There are game products that are beautiful and wondrous and nobody can figure out how to play. But The Phoenix Barony wants you to jump in and game it. Further to that end, Bezio zooms in to present a more detailed Adventure Area of some 420 square miles with another hex map. I love this. Its whole purpose is to say, “Roll up a character, put him here, and let’s slay something.” The Adventure Area has a village to serve as a base of operations and a few evocative locations: the Lost Keep, the Fairy Wood, the fishing hamlet of Jub (where all the adult males have mysteriously disappeared), and so on. Enough to generate ideas for several low-level adventures...

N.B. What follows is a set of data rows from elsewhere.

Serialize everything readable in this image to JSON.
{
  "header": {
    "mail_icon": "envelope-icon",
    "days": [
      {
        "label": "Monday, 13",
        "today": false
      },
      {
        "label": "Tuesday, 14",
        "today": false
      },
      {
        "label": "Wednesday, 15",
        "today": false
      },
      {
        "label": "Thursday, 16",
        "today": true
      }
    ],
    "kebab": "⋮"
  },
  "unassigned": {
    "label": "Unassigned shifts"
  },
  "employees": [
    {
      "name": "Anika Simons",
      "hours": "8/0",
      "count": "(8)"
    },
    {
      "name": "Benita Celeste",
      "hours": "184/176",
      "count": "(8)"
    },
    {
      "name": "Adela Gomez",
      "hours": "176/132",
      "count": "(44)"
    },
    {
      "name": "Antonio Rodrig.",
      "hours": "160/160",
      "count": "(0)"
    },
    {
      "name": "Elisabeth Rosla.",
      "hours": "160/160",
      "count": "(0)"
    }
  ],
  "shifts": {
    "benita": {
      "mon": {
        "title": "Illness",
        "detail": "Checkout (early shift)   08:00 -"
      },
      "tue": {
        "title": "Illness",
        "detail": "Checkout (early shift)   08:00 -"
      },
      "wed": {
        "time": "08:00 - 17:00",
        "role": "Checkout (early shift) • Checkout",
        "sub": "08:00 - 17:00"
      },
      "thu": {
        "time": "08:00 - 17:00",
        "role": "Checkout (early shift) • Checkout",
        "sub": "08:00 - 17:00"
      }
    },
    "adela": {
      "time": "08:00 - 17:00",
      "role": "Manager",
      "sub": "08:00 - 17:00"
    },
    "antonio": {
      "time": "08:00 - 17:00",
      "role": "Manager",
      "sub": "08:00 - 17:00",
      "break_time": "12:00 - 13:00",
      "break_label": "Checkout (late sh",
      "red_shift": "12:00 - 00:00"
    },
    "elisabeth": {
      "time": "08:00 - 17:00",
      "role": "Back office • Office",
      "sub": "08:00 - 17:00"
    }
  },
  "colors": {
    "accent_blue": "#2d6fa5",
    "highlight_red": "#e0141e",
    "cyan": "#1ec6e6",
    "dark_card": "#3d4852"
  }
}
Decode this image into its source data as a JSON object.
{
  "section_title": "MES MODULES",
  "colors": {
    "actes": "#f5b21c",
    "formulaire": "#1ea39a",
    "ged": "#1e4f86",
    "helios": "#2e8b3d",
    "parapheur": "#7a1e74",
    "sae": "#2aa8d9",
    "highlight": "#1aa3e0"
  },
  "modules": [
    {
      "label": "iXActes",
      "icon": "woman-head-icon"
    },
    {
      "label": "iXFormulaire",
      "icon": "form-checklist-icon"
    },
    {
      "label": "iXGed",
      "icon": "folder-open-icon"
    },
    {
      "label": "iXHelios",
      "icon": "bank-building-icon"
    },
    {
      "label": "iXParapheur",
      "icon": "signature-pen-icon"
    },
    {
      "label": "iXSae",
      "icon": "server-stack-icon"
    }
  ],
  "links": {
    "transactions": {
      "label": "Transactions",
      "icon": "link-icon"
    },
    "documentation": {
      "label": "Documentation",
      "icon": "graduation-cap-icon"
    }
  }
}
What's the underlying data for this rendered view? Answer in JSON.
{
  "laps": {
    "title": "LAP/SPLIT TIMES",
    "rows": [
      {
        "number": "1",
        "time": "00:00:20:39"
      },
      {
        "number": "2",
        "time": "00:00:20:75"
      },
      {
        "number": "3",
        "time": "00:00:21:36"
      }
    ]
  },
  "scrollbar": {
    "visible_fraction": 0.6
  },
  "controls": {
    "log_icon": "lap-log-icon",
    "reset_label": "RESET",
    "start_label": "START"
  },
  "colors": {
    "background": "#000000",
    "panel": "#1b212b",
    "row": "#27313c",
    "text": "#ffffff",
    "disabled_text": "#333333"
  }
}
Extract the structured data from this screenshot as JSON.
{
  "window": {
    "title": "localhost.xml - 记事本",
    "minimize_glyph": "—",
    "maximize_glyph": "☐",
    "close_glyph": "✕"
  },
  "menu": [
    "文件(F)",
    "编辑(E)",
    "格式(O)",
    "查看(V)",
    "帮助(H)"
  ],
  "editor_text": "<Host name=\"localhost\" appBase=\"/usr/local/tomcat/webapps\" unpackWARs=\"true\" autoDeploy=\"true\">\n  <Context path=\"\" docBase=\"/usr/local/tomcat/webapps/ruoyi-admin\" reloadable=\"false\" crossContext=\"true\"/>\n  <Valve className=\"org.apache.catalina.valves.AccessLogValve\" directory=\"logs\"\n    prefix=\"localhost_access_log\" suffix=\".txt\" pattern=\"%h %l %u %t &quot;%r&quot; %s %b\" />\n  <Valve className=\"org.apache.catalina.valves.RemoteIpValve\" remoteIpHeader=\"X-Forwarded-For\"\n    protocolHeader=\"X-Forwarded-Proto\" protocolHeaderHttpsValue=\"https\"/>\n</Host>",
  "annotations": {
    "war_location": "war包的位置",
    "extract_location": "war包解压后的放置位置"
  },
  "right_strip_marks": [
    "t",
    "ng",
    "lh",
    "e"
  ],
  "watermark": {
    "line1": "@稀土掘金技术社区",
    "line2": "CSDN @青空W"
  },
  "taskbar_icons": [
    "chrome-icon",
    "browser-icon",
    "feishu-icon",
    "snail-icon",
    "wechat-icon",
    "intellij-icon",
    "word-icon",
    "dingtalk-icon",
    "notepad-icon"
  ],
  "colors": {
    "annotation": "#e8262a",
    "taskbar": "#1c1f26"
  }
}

Matt also approves of Mr. Bezio's embrace of Labyrinth Lord's light and easy rules when detailing the setting in imaginative ways:
The Phoenix Barony is full of this exploitation of the minimal rules. Consider some of the organizations presented in the setting: The Templars of Irnoch, an order of holy warriors dedicated to the Baron and the Church; the Border Guard of Emralla, flamboyant, rapier-wielding cavalry; and the Bordain Rangers, the self-sufficient horsemen. In more modern iterations of D&D, these would all be separate classes or prestige classes or something. In LL, they are Fighters. What separates them is not mechanics, but description (okay, the Bordain Rangers get one minor mechanical feature, +1 to hit and damage with the lance). Perhaps more unique and delightful are Frunder’s Riders, the mounted militia of a Halfling community who ride giant weasels and toads into battle. No “Weasel Rider” Prestige Class, here. No “Giant Toad Tongue Lashing” Feat. Frunder’s Riders are Level 4 Halflings. Done and done.
It's quick, it's easy, and it's fun. (Gee, think that might be something of a mantra of mine?) Yes, it doesn't give you that deep-down crunch some players crave. But if you're the sort who likes to keep the rules light, the action quick, and the setting imaginative, it sounds like The Phoenix Barony might be worth taking a look at.